= Egil Lothe =

Norwegian economist and civil servant

Egil Lothe (11 May 1908 – 1990) was a Norwegian economist and civil servant.

He was born in Bergen as a son of teacher Sjur Mikkelsen Lothe (1870–1941) and Sigrid Alvsaker. In 1940 he married ceramicist Gro Skavlan
Arneberg (1911–1964), a daughter of renowned architect Arnstein Arneberg.

He finished secondary school in 1927 and graduated from the Royal Frederick University with the cand.oecon. degree in 1930. He worked as a secretary in the Ministry of Finance from 1939, and later in the Ministry of Provisioning and Reconstruction from 1945 to 1948. From 1948 to 1955 he was an assistant secretary in the Ministry of Finance.
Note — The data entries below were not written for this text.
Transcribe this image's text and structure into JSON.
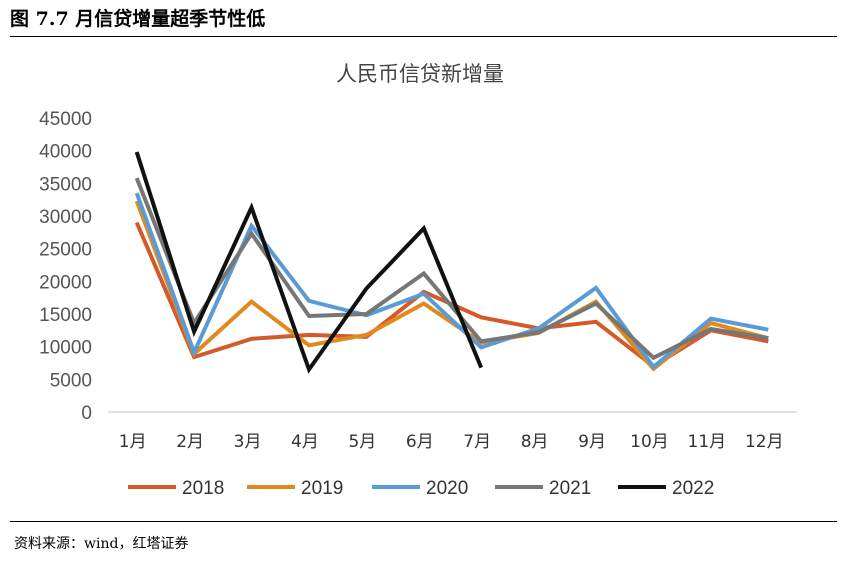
{
  "figure": {
    "title": "图 7.7 月信贷增量超季节性低",
    "source": "资料来源：wind，红塔证券"
  },
  "chart_data": {
    "type": "line",
    "title": "人民币信贷新增量",
    "xlabel": "",
    "ylabel": "",
    "categories": [
      "1月",
      "2月",
      "3月",
      "4月",
      "5月",
      "6月",
      "7月",
      "8月",
      "9月",
      "10月",
      "11月",
      "12月"
    ],
    "yticks": [
      "0",
      "5000",
      "10000",
      "15000",
      "20000",
      "25000",
      "30000",
      "35000",
      "40000",
      "45000"
    ],
    "ylim": [
      0,
      45000
    ],
    "grid": false,
    "legend_position": "bottom",
    "series": [
      {
        "name": "2018",
        "color": "#D45A2A",
        "values": [
          29000,
          8400,
          11200,
          11800,
          11500,
          18400,
          14500,
          12800,
          13800,
          7000,
          12500,
          10800
        ]
      },
      {
        "name": "2019",
        "color": "#E08A1E",
        "values": [
          32300,
          8900,
          16900,
          10200,
          11800,
          16600,
          10600,
          12100,
          16900,
          6600,
          13600,
          11300
        ]
      },
      {
        "name": "2020",
        "color": "#5B9BD5",
        "values": [
          33500,
          9100,
          28500,
          17000,
          14800,
          18100,
          9900,
          12800,
          19000,
          6900,
          14300,
          12600
        ]
      },
      {
        "name": "2021",
        "color": "#767676",
        "values": [
          35800,
          13600,
          27300,
          14700,
          15000,
          21200,
          10800,
          12200,
          16600,
          8300,
          12700,
          11300
        ]
      },
      {
        "name": "2022",
        "color": "#111111",
        "values": [
          39800,
          12300,
          31300,
          6500,
          18900,
          28100,
          6800,
          null,
          null,
          null,
          null,
          null
        ]
      }
    ]
  }
}
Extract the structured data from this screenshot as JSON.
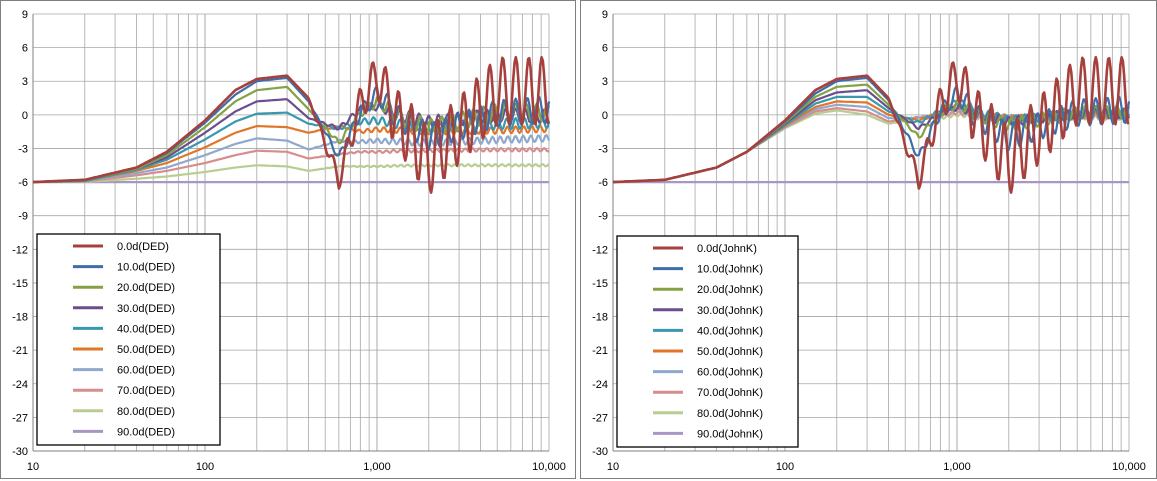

During the same period he simultaneously served as an informal State Secretary while Olav Meisdalshagen was Minister of Finance, until 1951. From 1955 to 1968 Lothe served as a director general of state in the Ministry of Agriculture.

He was a board member of the Det Norske Luftfartselskap, Scandinavian Airlines System and NTNF. He was decorated as a Knight of the Order of the Dannebrog and the Order of the Polar Star. He resided in Bærum.